In case you need to cancel the job, you can run the following code. Take note of the job name which is given in the output of the training cell above.

In [None]:
from vertexai.tuning import sft

# Your job resource name
job_name = "projects/YOUR_PROJECT_ID/locations/us-central1/tuningJobs/YOUR_JOB_ID"

# Retrieve the job
job = sft.SupervisedTuningJob(job_name)

# Cancel the job
job.cancel()
print(f"‚úÖ Job {job_name} cancellation requested.")

### Test the Model

In [21]:
# get the model name and location
print("Tuned model name (once finished):", current_job.tuned_model_name)

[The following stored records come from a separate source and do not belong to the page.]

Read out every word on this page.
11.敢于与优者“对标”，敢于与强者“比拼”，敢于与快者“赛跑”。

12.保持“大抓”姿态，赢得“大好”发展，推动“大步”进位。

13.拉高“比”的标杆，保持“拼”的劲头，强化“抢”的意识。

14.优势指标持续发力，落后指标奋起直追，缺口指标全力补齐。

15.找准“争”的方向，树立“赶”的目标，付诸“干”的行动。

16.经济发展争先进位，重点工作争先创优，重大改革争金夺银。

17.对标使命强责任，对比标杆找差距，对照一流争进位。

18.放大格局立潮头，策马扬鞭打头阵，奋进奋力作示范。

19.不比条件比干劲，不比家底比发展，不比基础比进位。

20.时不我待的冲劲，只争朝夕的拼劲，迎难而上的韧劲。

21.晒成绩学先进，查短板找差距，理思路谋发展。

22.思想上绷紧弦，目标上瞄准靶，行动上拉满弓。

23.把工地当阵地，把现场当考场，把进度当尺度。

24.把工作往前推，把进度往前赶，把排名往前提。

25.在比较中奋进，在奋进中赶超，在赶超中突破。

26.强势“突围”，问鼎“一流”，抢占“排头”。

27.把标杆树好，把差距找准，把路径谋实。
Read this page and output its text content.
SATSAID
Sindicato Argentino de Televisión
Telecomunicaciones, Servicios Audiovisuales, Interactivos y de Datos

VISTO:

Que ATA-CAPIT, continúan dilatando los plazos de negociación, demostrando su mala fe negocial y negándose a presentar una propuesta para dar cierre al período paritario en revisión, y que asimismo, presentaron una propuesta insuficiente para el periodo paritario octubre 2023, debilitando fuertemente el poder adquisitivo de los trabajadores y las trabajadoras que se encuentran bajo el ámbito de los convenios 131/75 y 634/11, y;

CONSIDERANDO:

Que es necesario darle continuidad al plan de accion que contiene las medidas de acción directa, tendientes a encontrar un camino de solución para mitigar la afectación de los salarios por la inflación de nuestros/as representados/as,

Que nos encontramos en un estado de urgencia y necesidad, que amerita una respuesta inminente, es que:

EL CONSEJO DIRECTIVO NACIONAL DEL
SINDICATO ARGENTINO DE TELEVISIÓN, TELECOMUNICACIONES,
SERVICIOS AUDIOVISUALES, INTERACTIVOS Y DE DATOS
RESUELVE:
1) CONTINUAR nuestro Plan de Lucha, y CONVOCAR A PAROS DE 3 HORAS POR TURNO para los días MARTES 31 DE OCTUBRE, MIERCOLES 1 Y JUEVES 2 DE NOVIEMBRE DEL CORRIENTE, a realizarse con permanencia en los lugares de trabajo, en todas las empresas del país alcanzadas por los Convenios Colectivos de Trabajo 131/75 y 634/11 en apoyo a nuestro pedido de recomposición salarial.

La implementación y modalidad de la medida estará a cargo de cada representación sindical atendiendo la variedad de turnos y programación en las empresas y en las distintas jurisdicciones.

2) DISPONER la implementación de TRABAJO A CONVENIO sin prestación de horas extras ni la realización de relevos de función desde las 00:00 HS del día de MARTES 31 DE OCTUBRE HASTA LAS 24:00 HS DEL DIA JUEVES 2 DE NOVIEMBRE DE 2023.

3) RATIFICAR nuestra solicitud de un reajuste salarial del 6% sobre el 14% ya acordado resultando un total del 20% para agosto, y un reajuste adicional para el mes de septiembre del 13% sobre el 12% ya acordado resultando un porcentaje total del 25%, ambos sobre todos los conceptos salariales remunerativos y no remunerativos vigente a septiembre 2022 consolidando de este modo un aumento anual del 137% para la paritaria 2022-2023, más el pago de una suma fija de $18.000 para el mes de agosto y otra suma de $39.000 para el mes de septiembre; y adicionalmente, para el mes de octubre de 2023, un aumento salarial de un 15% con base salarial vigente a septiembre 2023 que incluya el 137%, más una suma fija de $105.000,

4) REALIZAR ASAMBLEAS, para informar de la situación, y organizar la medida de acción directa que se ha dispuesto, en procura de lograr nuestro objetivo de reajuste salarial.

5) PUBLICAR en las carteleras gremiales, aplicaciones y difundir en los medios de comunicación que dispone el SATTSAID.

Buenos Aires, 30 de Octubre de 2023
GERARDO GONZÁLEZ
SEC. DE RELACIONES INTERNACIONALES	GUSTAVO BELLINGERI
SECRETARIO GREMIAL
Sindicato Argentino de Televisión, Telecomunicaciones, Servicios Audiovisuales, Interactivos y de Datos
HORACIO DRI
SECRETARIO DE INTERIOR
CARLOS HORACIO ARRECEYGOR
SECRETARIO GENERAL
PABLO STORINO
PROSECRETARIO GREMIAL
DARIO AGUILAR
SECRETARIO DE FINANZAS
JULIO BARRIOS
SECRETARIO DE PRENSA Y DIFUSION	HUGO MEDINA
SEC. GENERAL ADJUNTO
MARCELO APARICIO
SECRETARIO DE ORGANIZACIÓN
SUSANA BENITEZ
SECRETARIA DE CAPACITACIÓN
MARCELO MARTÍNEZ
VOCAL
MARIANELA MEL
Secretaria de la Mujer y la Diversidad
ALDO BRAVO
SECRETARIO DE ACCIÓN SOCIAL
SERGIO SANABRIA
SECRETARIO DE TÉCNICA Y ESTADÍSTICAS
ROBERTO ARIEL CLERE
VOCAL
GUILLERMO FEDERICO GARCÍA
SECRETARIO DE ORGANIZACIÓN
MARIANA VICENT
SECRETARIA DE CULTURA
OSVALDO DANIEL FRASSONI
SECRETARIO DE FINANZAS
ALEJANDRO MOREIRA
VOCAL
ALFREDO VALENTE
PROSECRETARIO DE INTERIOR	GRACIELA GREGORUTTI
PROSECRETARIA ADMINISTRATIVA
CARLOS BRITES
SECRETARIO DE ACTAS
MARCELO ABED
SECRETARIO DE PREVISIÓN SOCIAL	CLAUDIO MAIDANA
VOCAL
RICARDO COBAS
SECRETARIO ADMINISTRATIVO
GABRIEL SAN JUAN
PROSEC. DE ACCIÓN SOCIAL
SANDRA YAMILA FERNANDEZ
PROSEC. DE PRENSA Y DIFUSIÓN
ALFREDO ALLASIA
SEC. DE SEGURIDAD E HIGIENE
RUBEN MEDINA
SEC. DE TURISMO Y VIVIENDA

Tuned model name (once finished): projects/1043018127073/locations/us-central1/models/7591493371584053248@1


In [None]:
from vertexai.generative_models import GenerativeModel

tuned_model = GenerativeModel(current_job.tuned_model_endpoint_name)
print(tuned_model.generate_content("What are lab safety rules?")) #insert your question

### Create a UI for your fine tuned model

You can use a simple UI in python, or you can use tools such as Gradio to build this. Test your fine tuned model with your testing examples. You can provide screenshots in the report.

In [24]:
import vertexai

# Fill these in and run the cell!
PROJECT_ID = "gcp-pj-vertex-234201r-10f2" 
REGION="us-central1"

# Initialize Vertex AI client
vertexai.init(
    project=PROJECT_ID,
    location=REGION
)

In [None]:
TUNED_MODEL_RESOURCE_NAME = "projects/1043018127073/locations/us-central1/endpoints/6146418433337589760" 

In [None]:
import gradio as gr
from vertexai.generative_models import GenerativeModel
from typing import List, Tuple

# ----------------------------------------------------------------------
# 1. SETUP: Fill in your specific details
# ----------------------------------------------------------------------

TUNED_MODEL_RESOURCE_NAME = "projects/1043018127073/locations/us-central1/endpoints/6146418433337589760" 
BASE_MODEL_NAME = "gemini-2.5-flash-lite"

SYSTEM_INSTRUCTION = (
    "You are an expert IBS and low-FODMAP dietary assistant. "
    "Respond to all user questions with the concise and direct answer. "
    "Your response must be matching the length of the training examples. "
    "Omit all greetings, pleasantries, and unnecessary elaboration."
)

# The 5 test questions (for quick testing)
TEST_QUESTIONS = [
    "Is garlic considered low-FODMAP or high-FODMAP, and which FODMAP group does it belong to?",
    "During which phase of the low-FODMAP diet should lactose-containing foods be tested, and why?",
    "What are two low-FODMAP alternatives someone could use instead of wheat-based bread?",
    "Why is the low-FODMAP diet not intended to be a lifelong elimination diet?",
    "A person with IBS experiences bloating mainly after eating apples and pears. Which FODMAP category is most likely responsible?"
]

# ----------------------------------------------------------------------
# 2. HELPER FUNCTIONS
# ----------------------------------------------------------------------

def call_gemini_model(model_identifier: str, prompt: str) -> str:
    """Standardized function to call the Gemini API via Vertex AI SDK."""
    try:
        model = GenerativeModel(model_identifier)
        
        # FINAL FIX: Prepend the instruction directly to the prompt for maximum compatibility.
        concise_prompt = f"{SYSTEM_INSTRUCTION}\n\nUser Question: {prompt}"
        
        # CRITICAL: Do NOT pass the 'config' argument or 'system_instruction' parameter, 
        # as your SDK version rejects it for both models.
        response = model.generate_content(concise_prompt) 
            
        return response.text
    except Exception as e:
        # Keep the detailed error logging for any other issues
        return f"Error: Could not connect to model '{model_identifier}'. Details: {e}"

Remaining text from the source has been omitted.